Picture a physio who launched her first online program with seven people enrolled. Six of whom she already knew personally. A sales page with no checkout connected. A program she hadn't finished recording yet.
That was Vicky Stewart's launch one.
Her most recent launch just crossed six figures.
Today's guest, Dr. Vicky Stewart, is a vestibular physiotherapist who spent years watching patients with chronic dizziness fall through the cracks of traditional healthcare. She built The Shift, a 10-week online group program, to reach the people her clinical hours never could. She didn't have a following, a marketing budget, or a polished funnel when she started. She had a clear problem, a willingness to start messy, and the psychological capacity to treat early results as data rather than verdicts.
This conversation is about what it actually looks like to build something over time, across seven launches, when the numbers are small at first and the fear is loud throughout.
HERE ARE THE 3 KEY TAKEAWAYS:
1️⃣ Your First Launch Is Not a Verdict, It's a Data Point — Seven people enrolled, six of whom Vicky already knew. Most people would have interpreted that as proof the idea didn't work. Vicky interpreted it as proof of concept. If one person paid, others will too. That reframe, from verdict to data, is one of the most reliable predictors of whether a therapist keeps going or quietly shelves the whole thing.
2️⃣ You Don't Need a Large Following to Fill a Program — Vicky built her early launches almost entirely through existing professional relationships, referrer networks, and speaking opportunities, including a keynote in Dubai, before she had any meaningful social media presence. The skills therapists already use to build referral networks in private practice transfer directly.
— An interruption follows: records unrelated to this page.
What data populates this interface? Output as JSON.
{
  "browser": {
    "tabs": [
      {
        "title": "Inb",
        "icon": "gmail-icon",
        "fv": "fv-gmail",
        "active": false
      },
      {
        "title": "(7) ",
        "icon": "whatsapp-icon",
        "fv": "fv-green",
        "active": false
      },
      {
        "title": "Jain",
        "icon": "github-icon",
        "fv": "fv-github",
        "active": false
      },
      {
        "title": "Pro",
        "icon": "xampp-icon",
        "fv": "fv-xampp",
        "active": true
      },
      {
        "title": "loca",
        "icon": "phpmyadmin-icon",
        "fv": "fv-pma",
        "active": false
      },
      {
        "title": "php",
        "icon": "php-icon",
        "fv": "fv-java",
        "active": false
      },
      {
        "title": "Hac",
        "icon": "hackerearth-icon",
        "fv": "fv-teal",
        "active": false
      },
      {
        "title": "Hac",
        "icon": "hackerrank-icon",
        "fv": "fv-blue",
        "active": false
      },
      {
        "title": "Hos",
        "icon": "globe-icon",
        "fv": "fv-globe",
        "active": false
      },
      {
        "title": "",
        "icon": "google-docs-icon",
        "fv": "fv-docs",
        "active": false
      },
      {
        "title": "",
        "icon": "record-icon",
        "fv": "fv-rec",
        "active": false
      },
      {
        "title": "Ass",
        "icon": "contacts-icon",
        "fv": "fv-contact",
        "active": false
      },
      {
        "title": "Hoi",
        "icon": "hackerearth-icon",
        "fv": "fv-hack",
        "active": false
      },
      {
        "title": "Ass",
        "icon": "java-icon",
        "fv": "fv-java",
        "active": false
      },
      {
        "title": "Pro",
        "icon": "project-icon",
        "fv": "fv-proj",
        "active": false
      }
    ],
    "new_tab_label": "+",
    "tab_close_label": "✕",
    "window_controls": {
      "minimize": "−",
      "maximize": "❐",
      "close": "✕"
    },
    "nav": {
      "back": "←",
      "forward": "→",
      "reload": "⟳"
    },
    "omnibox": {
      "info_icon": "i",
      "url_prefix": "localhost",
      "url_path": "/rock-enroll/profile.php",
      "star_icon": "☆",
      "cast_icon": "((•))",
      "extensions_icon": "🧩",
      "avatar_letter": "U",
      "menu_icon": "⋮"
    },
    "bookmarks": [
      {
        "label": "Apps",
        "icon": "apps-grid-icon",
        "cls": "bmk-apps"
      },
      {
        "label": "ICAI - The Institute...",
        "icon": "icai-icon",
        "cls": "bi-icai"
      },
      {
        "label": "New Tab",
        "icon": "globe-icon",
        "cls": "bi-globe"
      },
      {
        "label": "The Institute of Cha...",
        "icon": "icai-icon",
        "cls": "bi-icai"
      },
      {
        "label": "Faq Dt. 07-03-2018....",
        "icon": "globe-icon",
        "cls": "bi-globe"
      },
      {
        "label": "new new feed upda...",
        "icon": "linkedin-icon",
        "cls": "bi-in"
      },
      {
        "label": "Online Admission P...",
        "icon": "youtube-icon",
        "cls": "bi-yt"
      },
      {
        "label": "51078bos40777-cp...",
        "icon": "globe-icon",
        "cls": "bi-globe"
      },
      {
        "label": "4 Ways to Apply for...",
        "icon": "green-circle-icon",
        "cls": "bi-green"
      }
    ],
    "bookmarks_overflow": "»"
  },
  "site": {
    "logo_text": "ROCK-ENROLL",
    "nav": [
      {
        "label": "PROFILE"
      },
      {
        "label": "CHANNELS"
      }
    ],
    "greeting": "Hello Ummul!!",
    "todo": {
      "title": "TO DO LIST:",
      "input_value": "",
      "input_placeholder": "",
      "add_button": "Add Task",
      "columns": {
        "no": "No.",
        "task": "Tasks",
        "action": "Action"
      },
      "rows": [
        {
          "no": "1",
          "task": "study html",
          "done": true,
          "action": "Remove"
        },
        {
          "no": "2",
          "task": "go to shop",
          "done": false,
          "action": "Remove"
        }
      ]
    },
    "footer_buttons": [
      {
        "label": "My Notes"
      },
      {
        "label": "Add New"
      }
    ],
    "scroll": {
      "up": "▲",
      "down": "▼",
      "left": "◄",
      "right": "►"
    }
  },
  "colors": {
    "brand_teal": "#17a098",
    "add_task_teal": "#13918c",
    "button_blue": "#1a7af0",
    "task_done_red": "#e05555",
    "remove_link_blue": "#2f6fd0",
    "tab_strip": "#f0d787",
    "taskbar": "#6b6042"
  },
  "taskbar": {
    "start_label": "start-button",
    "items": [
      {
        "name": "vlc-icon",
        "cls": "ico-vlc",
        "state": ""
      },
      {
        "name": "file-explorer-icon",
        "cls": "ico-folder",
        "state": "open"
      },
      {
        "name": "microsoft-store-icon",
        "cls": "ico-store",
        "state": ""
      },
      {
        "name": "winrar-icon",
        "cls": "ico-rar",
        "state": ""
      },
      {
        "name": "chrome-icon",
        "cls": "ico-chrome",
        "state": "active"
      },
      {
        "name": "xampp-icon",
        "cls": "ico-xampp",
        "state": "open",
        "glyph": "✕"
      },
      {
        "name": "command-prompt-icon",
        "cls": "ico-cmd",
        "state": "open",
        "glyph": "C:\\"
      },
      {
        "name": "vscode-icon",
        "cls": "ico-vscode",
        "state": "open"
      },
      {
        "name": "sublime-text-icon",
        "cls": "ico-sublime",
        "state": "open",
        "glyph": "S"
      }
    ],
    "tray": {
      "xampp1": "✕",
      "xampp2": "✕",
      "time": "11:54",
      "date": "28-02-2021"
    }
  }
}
You probably already have more reach than you think.
3️⃣ Messy and Started Beats Perfect and Waiting, Every Single Time — Vicky launched her beta without a checkout page connected to her sales page. She was already in open cart week when she found out. She sorted it in real time, ran the program anyway, and built everything else from there. Seven launches later, she has a waitlist, a team member supporting her community, and her first six-figure result. None of that happens if she waits until she feels ready.